Many of the Pathfinder companies provide software-defined infrastructure capabilities around data automation and management. Chef makes a DevOps platform that lets enterprises automate infrastructure, compliance and applications. Cohesity has a hyperconverged platform for secondary storage that has expanded beyond its original base in backup into other functions like archiving. Hedvig’s software-defined technology collapses disparate tiers of storage and unifies block, file, and object interfaces within a single Hedvig Distributed Storage platform. Mesosphere is a cloud-native commercialization of the Apache Mesos open source software project, which manages clusters by unifying CPUs, memory, storage and other resources. Platform9 delivers OSS frameworks like Kubernetes and OpenStack on a SaaS model. Software-defined storage vendor Scality makes petabyte-scale object storage software. Barefoot Networks is focused on programmable networking technology by enabling programmable data planes.

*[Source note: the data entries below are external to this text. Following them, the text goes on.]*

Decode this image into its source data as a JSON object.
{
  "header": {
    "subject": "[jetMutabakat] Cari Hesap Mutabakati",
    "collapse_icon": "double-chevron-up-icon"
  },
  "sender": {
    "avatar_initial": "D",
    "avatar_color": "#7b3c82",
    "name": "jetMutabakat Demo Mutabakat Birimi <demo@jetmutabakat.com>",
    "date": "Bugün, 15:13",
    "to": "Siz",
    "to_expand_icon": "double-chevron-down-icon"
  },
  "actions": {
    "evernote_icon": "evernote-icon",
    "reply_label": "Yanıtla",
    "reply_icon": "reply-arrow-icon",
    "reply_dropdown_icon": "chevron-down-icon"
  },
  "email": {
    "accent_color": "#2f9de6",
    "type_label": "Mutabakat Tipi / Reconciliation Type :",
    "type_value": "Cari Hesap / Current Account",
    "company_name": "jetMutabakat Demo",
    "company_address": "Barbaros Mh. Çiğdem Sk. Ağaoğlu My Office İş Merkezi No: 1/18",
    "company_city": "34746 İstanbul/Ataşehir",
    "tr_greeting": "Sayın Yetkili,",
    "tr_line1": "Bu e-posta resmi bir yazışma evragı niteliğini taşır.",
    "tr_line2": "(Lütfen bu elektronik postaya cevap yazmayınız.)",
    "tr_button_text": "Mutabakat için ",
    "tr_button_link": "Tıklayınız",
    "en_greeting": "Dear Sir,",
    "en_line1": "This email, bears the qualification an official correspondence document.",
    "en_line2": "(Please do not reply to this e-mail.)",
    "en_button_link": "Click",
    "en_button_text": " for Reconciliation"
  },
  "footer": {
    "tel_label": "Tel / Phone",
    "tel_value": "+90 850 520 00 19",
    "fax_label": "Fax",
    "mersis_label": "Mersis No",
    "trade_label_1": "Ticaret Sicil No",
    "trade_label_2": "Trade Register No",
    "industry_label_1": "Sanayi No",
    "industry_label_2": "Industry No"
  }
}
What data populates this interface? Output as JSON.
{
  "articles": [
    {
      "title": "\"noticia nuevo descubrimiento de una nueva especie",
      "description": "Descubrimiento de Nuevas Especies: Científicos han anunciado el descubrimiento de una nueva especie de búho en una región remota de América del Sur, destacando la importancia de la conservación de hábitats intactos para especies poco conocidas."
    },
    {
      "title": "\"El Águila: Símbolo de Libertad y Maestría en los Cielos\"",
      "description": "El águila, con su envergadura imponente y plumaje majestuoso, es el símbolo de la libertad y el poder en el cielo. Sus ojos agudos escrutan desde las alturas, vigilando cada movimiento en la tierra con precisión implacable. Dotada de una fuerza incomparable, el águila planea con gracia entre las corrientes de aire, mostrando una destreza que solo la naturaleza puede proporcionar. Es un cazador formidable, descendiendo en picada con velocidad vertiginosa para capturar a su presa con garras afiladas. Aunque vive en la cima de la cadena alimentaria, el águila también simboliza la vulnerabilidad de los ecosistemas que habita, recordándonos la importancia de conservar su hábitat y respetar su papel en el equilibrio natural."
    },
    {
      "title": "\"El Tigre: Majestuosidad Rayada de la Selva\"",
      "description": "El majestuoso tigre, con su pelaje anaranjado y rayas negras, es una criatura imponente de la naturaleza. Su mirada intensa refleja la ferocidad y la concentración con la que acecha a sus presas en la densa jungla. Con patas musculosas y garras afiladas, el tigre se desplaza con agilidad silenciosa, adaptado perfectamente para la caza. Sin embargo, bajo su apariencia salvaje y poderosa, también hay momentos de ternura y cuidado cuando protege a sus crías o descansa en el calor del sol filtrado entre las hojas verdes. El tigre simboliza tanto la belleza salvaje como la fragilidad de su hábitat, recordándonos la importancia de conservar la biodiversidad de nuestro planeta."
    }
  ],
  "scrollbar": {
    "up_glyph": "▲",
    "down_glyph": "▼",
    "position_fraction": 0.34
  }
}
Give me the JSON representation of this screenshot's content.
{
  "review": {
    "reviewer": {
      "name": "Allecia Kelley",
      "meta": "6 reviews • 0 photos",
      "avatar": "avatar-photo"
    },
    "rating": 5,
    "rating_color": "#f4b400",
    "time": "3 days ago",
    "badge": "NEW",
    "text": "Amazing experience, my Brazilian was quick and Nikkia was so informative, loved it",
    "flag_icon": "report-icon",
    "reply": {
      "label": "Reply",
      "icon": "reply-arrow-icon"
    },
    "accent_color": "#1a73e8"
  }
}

Fungible is an early stage startup, whose co-founders are Juniper’s founder and Apple’s former software engineering leader, and is developing a full-stack solution for cloud data centres.
“Like us, some of these companies are also moving some focus from the data centre to the edge,” Lall said. “Mesosphere, for example, started with a data centre platform, but over time have starting to sell more to the edge.”
Three cybersecurity vendors are also in the program. Safebreach provides a persistent assessment of security control by executing non-disruptive automated breach attempts. Shape is a botwall security service that defends against next-generation automated cyberattacks. Synack is an ethical hacker platform that provides crowdsourced penetration testing, and which has already been made available within HPE Pointnext’s PEN test consumption-based solution.